That the venture capital industry is dominated by men is hardly new news, and a new VCJ story (gated – so here is a recent article and a historical study) notes that just 5% of partners at the 50 most active venture firms are women. However this theme has been extended with a recent Business Week article title bemoaning the lack of female entrepreneurs, which trod unabashed into the dangerous ground of comparing female and male entrepreneurs. Not a big surprise then to find the author’s subsequent attempt to deflect criticism with a defense worthy of Animal House: an indictment of society.
Far more interesting was a longer WSJ article wondering why — despite the growth of women-owned businesses (which mostly fall outside the venture funding parameters above) are those firms consistently smaller than companies owned by men? This piece looks, much more seriously, at the underlying social factors, including studies showing that women are less inclined towards debt to finance growth, and are more suspicious of banks.

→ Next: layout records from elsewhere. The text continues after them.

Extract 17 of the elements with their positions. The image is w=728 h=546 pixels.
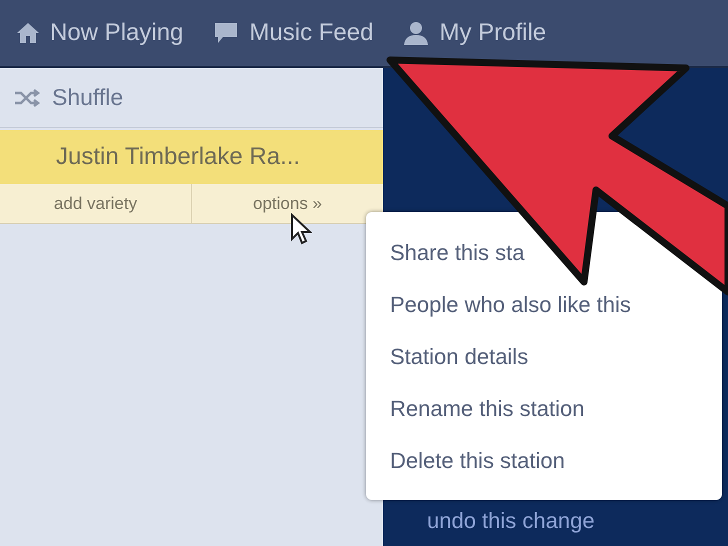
shuffle-icon — [14, 88, 40, 106]
speech-bubble-icon — [213, 21, 240, 45]
home-icon — [16, 22, 40, 44]
mouse-cursor-icon — [290, 213, 312, 245]
station-action-link[interactable]: add variety — [0, 184, 191, 223]
nav-link[interactable]: Music Feed — [213, 15, 374, 51]
station-item[interactable]: Justin Timberlake Ra... — [0, 130, 383, 184]
shuffle-button[interactable]: Shuffle — [0, 68, 383, 128]
menu-item[interactable]: Delete this station — [390, 444, 565, 476]
menu-item[interactable]: Station details — [390, 340, 528, 372]
menu-item[interactable]: People who also like this — [390, 288, 631, 320]
undo-link[interactable]: undo this change — [427, 504, 595, 537]
nav-link[interactable]: Now Playing — [16, 15, 184, 51]
nav-link[interactable]: My Profile — [403, 15, 546, 51]
person-icon — [403, 21, 430, 45]
menu-item[interactable]: Share this sta — [390, 236, 525, 268]
menu-item[interactable]: Rename this station — [390, 392, 584, 424]
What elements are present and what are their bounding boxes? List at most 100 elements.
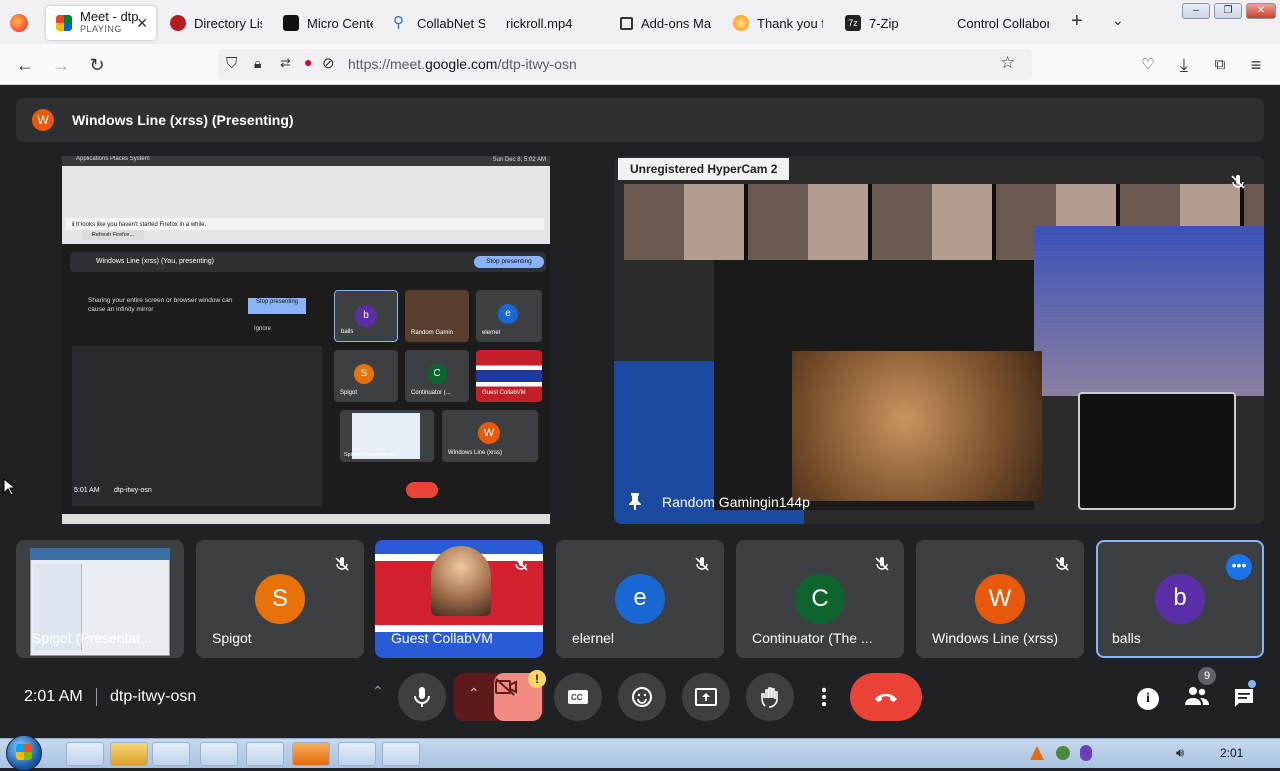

Two months ago I noted a study that posited how overconfidence made men worse investors during an economic downturn (see article). However it stands to reason that the same overblown faith in their abilities may make men more likely to take risks that results in larger companies — but if so, one might expect that there are a disproportionate number of business failures at male-owned companies. Just selectively picking from the headlines, I don’t recall a lot of women leaders at Enron, Lehman, or Pan Am. If anyone knows of some data, send it on.